I wouldn't be concerned at all with 45 at idle. With a belt driven pump, the only downside to too much pressure is to much oil up top at high rpm. With a distributor, wear on the distributor gear or cam thrust is a concern, but that's not a problem with the belt drive pump.
 
Hey Mike,

When I ordered my pulleys from Jones he set me up with a 24 and 35 tooth, which works out to 68%.

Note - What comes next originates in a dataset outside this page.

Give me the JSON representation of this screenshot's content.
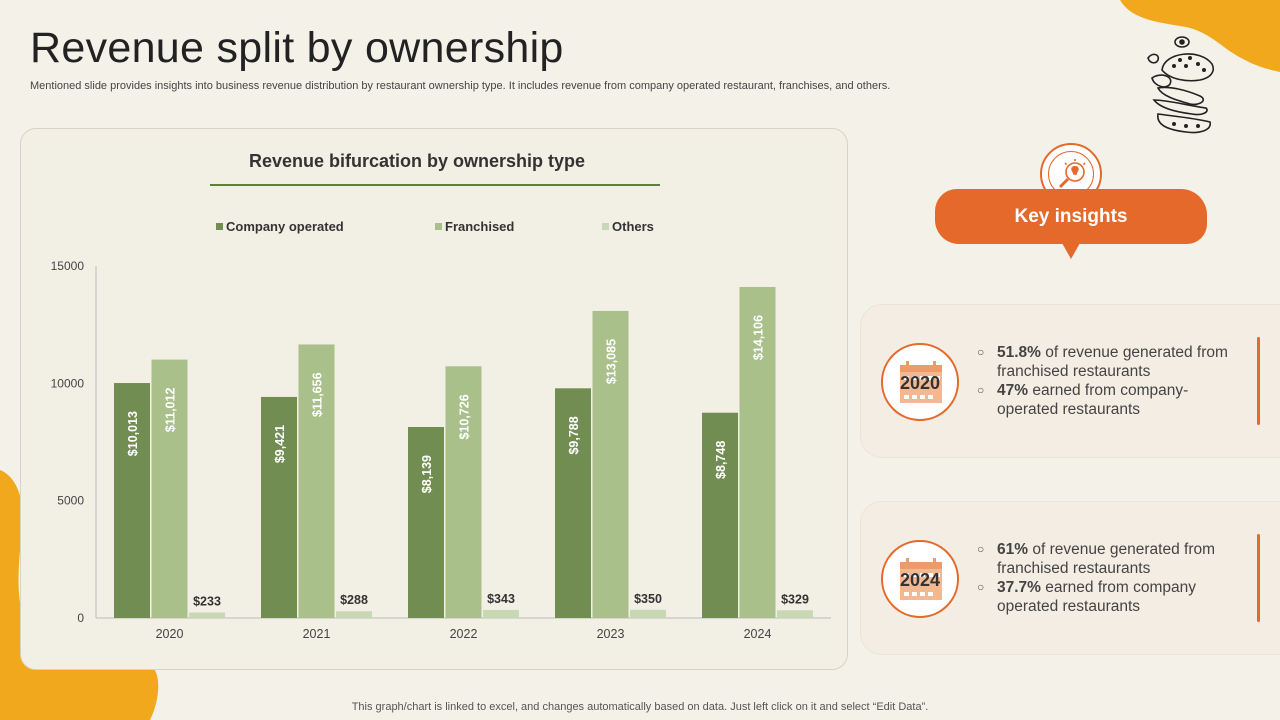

I wonder if I am spinning it too fast. If I remember correctly, I read somewhere that it is best to run these things at 53-56%.
I never knew that the adjuster screw only adjusted max pressure.
 
I bought my pulleys from Peterson and that is how fast they told me to spin the pump. As far as I know the pressure relief is only max pressure, but I could be wrong. Call and talk to Pat at peterson and he can tell you for sure.
 
Okay little follow-up question:

Does anyone know how you know what our engine requirements are, in GPM of oil, for our Stage motors?
 
I pulled this off Facebook written by Peterson Fluid Systems:

Tech Tip:
Pump pulley speeds:
In most drag racing applications your want to spin the pump as quickly as possible without exceeding the pumps internal limitations. Spinning the pump too fast can cause cavitation. There's a pump speed window that we set oil pumps to run within, this window varies by each engines individual max rpm range
.
An engine that spins 10k will only need a ratio of roughly 50-53 percent of engine speed. Where as an engine that only spins 6500 will need a ratio in the upper 60 percentile or lower 70's. In some diesel pull truck applications we can get as high as 80 percent pump ratios just because the motors don't turn high rpms at all. The maximum pump speed we like to see with our R4 pumps is around 5500 rpm. With our R4 it's not the rotors that cavitate, they're very efficient in their design. Above 5500 rpm the bearing longevity is what becomes a concern. Bearings support the oil pump shafts in each body, if they go out or tie up the pump shaft will scar and could possibly cause the shaft to snap completely. Just to be safe we commonly set them up around 5200 RPM pump speed just to err on the side of safety with your engines lively hood in our hands.
The other thing you MUST take into consideration is making sure we can get a belt on the set up. We can manipulate pulley sizes while still keeping the same ratio between the two just to get a belt to fit nicely in the pump adjustment range.
In dirt circle track bell-housing mount applications the crank gear is nearly always a 22 tooth HTD. We run anywhere from 38 - 44 tooth set ups depending on what the engine is telling us through out the race. The common belt sizes with this are either a 640mm HTD or a 632mm HTD belt for a Bert/Brinn setup.
 
Hey Mike,

When I ordered my pulleys from Jones he set me up with a 24 and 35 tooth, which works out to 68%.

I wonder if I am spinning it too fast. If I remember correctly, I read somewhere that it is best to run these things at 53-56%.
I never knew that the adjuster screw only adjusted max pressure.